The Sella Ronda — the circuit of the Sella massif crossing four major passes — is considered one of the great cycling loops in Europe. On a weekday in September, with the summer crowds gone and the first cold of autumn biting the higher elevations, it is extraordinary. The Passo Gardena, Passo Sella, Passo Pordoi, and Passo Campolongo form a circuit of roughly 55 kilometres that can be ridden clockwise or anti-clockwise, each direction offering its own rhythm of climbing and descent.
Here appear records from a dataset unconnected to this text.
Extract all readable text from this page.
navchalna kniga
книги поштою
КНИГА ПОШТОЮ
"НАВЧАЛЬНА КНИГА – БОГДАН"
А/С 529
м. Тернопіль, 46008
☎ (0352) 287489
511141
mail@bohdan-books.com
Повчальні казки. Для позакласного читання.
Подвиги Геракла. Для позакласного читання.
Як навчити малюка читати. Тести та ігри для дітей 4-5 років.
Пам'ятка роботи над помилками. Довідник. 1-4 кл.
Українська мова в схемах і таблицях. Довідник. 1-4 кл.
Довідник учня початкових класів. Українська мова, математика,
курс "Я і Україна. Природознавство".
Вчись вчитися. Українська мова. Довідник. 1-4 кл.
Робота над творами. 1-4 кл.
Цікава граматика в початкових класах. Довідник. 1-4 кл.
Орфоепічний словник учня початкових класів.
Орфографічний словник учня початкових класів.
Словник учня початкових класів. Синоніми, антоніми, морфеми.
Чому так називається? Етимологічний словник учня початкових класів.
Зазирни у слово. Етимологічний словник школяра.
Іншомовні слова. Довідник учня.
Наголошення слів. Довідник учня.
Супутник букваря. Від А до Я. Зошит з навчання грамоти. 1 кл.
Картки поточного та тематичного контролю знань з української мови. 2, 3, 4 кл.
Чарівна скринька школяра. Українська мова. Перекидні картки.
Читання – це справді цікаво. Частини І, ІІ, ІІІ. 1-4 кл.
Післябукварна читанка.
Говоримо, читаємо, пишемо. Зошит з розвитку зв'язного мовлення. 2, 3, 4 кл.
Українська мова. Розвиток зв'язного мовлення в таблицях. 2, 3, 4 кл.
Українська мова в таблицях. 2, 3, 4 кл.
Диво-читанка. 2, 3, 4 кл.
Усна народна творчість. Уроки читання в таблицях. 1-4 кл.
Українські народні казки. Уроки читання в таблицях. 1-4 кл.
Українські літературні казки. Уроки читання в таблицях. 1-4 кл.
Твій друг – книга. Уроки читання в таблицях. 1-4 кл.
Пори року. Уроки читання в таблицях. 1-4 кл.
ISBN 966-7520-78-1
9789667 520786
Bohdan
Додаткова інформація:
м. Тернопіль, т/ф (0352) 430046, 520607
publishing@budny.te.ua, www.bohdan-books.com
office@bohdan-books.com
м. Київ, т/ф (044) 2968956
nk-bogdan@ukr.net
Light That Cannot Be Photographed
There is a quality of light in the Dolomites that photographers have been chasing for a century and never quite capturing. The pale limestone towers — the Langkofel, the Sella group, the Marmolada in the distance — turn from white to gold to amber to deep rose at either end of the day. I was on the Passo Pordoi at around 6pm, having stayed out longer than planned because I simply could not make myself go back, when the last direct sunlight hit the Marmolada glacier. I stopped pedalling, clipped out, and stood there for perhaps ten minutes.
"Every turn in the Dolomites is a postcard. After three days of riding, you stop reaching for your phone because you accept that no image will ever do justice to what you are seeing with your own eyes."
The climbs themselves are not the longest in the Alps — the Pordoi from Arabba is only 9 kilometres — but the gradients are consistent and the altitude is real. At 2,239 metres, the thin air on the upper section demands a level of respect that the statistics do not immediately suggest.
The Food Factor
A Dolomites cycling holiday is also, unavoidably, a food holiday. The region sits at the cultural crossroads of Italian and Tyrolean tradition. Rifugio lunches of speck, local cheese, and polenta with braised venison are not exactly sports nutrition, but they are perfectly suited to the spirit of the place. I ate like a king every day and did not apologise for a moment of it.
If you have a week for a cycling trip and you have not considered the Dolomites, I urge you to reconsider. The roads, the scenery, the food, the culture — it is the complete package, and nowhere does it better.